If exceeding, PC numerical value demarcates the binary value tables of data; If then PC is less than the minimum value of demarcating in the binary value tables of data; Then the force value of this minimum value correspondence on the calibration value tables of data is P; If PC is greater than the maximal value of demarcating in the binary value tables of data, then the force value of this maximal value correspondence on the calibration value tables of data is P;

(2) when TC is not the demarcation temperature spot, promptly in demarcating the binary value tables of data, there is not TC yet _iPoint equals TC; Then search and immediate two values of TC numerical value, TC _kAnd TC _(k+1), and TC _k≤TC≤TC _(k+1)

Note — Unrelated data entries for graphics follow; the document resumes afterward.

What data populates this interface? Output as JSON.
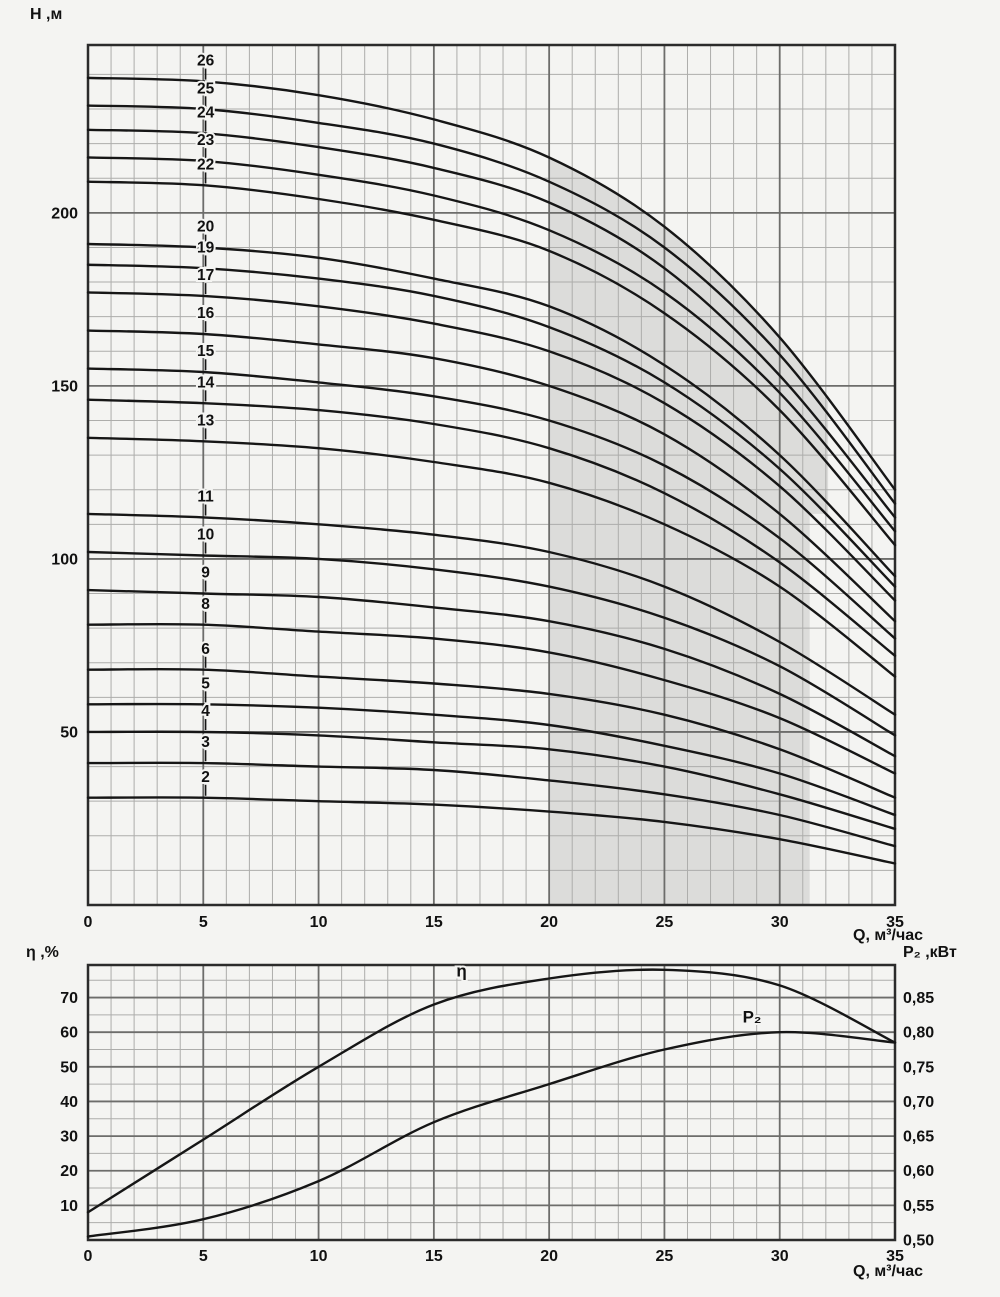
{
  "style": {
    "bg": "#f4f4f2",
    "curve_color": "#161616",
    "grid_minor_color": "#adadab",
    "grid_major_color": "#6d6d6b",
    "axis_color": "#2b2b2b",
    "shade_color": "#dcdcda",
    "text_color": "#111111"
  },
  "chart_data": [
    {
      "id": "head_vs_flow",
      "type": "line",
      "title": "",
      "xlabel": "Q, м³/час",
      "ylabel": "H ,м",
      "xlim": [
        0,
        35
      ],
      "ylim": [
        0,
        248.5
      ],
      "grid": true,
      "x_ticks": [
        0,
        5,
        10,
        15,
        20,
        25,
        30,
        35
      ],
      "y_ticks": [
        50,
        100,
        150,
        200
      ],
      "x_minor_step": 1,
      "y_minor_step": 10,
      "series_label_x": 5.1,
      "x": [
        0,
        5,
        10,
        15,
        20,
        25,
        30,
        35
      ],
      "series": [
        {
          "name": "26",
          "values": [
            239,
            238,
            234,
            227,
            216,
            196,
            164,
            120
          ]
        },
        {
          "name": "25",
          "values": [
            231,
            230,
            226,
            220,
            209,
            190,
            159,
            116
          ]
        },
        {
          "name": "24",
          "values": [
            224,
            223,
            219,
            213,
            203,
            184,
            153,
            112
          ]
        },
        {
          "name": "23",
          "values": [
            216,
            215,
            211,
            205,
            195,
            177,
            148,
            108
          ]
        },
        {
          "name": "22",
          "values": [
            209,
            208,
            204,
            198,
            189,
            171,
            143,
            104
          ]
        },
        {
          "name": "20",
          "values": [
            191,
            190,
            187,
            181,
            173,
            156,
            130,
            95
          ]
        },
        {
          "name": "19",
          "values": [
            185,
            184,
            181,
            176,
            167,
            151,
            126,
            92
          ]
        },
        {
          "name": "17",
          "values": [
            177,
            176,
            173,
            168,
            160,
            145,
            121,
            88
          ]
        },
        {
          "name": "16",
          "values": [
            166,
            165,
            162,
            158,
            150,
            136,
            113,
            82
          ]
        },
        {
          "name": "15",
          "values": [
            155,
            154,
            151,
            147,
            140,
            127,
            106,
            77
          ]
        },
        {
          "name": "14",
          "values": [
            146,
            145,
            143,
            139,
            132,
            119,
            99,
            72
          ]
        },
        {
          "name": "13",
          "values": [
            135,
            134,
            132,
            128,
            122,
            110,
            92,
            66
          ]
        },
        {
          "name": "11",
          "values": [
            113,
            112,
            110,
            107,
            102,
            92,
            76,
            55
          ]
        },
        {
          "name": "10",
          "values": [
            102,
            101,
            100,
            97,
            92,
            83,
            69,
            49
          ]
        },
        {
          "name": "9",
          "values": [
            91,
            90,
            89,
            86,
            82,
            74,
            61,
            43
          ]
        },
        {
          "name": "8",
          "values": [
            81,
            81,
            79,
            77,
            73,
            65,
            54,
            38
          ]
        },
        {
          "name": "6",
          "values": [
            68,
            68,
            66,
            64,
            61,
            55,
            45,
            31
          ]
        },
        {
          "name": "5",
          "values": [
            58,
            58,
            57,
            55,
            52,
            46,
            38,
            26
          ]
        },
        {
          "name": "4",
          "values": [
            50,
            50,
            49,
            47,
            45,
            40,
            32,
            22
          ]
        },
        {
          "name": "3",
          "values": [
            41,
            41,
            40,
            39,
            36,
            32,
            26,
            17
          ]
        },
        {
          "name": "2",
          "values": [
            31,
            31,
            30,
            29,
            27,
            24,
            19,
            12
          ]
        }
      ],
      "shaded_region": {
        "x_start": 20,
        "boundary_x": [
          20,
          25,
          30,
          32.1
        ],
        "boundary_h": [
          216,
          196,
          164,
          145.5
        ],
        "x_end_upper": 32.1,
        "x_end_lower": 31.3,
        "step_h": 113,
        "h_bottom": 0
      }
    },
    {
      "id": "efficiency_power_vs_flow",
      "type": "line",
      "title": "",
      "xlabel": "Q, м³/час",
      "ylabel_left": "η ,%",
      "ylabel_right": "P₂ ,кВт",
      "xlim": [
        0,
        35
      ],
      "ylim_left": [
        0,
        79.4
      ],
      "ylim_right": [
        0.5,
        0.897
      ],
      "grid": true,
      "x_ticks": [
        0,
        5,
        10,
        15,
        20,
        25,
        30,
        35
      ],
      "y_ticks_left": [
        10,
        20,
        30,
        40,
        50,
        60,
        70
      ],
      "y_ticks_right": [
        {
          "label": "0,50",
          "v": 0.5
        },
        {
          "label": "0,55",
          "v": 0.55
        },
        {
          "label": "0,60",
          "v": 0.6
        },
        {
          "label": "0,65",
          "v": 0.65
        },
        {
          "label": "0,70",
          "v": 0.7
        },
        {
          "label": "0,75",
          "v": 0.75
        },
        {
          "label": "0,80",
          "v": 0.8
        },
        {
          "label": "0,85",
          "v": 0.85
        }
      ],
      "x_minor_step": 1,
      "y_minor_step_left": 5,
      "x": [
        0,
        5,
        10,
        15,
        20,
        25,
        30,
        35
      ],
      "series": [
        {
          "name": "η",
          "axis": "left",
          "values": [
            8,
            29,
            50,
            68,
            75.5,
            78,
            73.5,
            57
          ],
          "label_pos": {
            "x": 16.2,
            "y": 77.5
          }
        },
        {
          "name": "P₂",
          "axis": "right",
          "values": [
            0.505,
            0.53,
            0.585,
            0.67,
            0.725,
            0.775,
            0.8,
            0.785
          ],
          "label_pos": {
            "x": 28.8,
            "y": 0.821
          }
        }
      ]
    }
  ]
}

According to formula (1), calculate PC at TC _kP under the temperature _lWith PC at TC _(k+1)P under the temperature _(l+1), then

$P=\frac{1}{{\mathrm{TC}}_{(l+1)}-{\mathrm{TC}}_l}[(\mathrm{TC}-{\mathrm{TC}}_l)P_{(l+1)}-(\mathrm{TC}-{\mathrm{TC}}_{(1+1)})P_1].........\left(2\right)$

(3) when exceeding, TC numerical value demarcates the binary value tables of data; If then TC is less than the minimum value of demarcating in the binary value tables of data; Then the temperature value of this minimum value correspondence on the calibration value tables of data is T; If TC is greater than the maximal value of demarcating in the binary value tables of data, then the force value of this maximal value correspondence on the calibration value tables of data is T, then utilizes formula (1) to calculate P.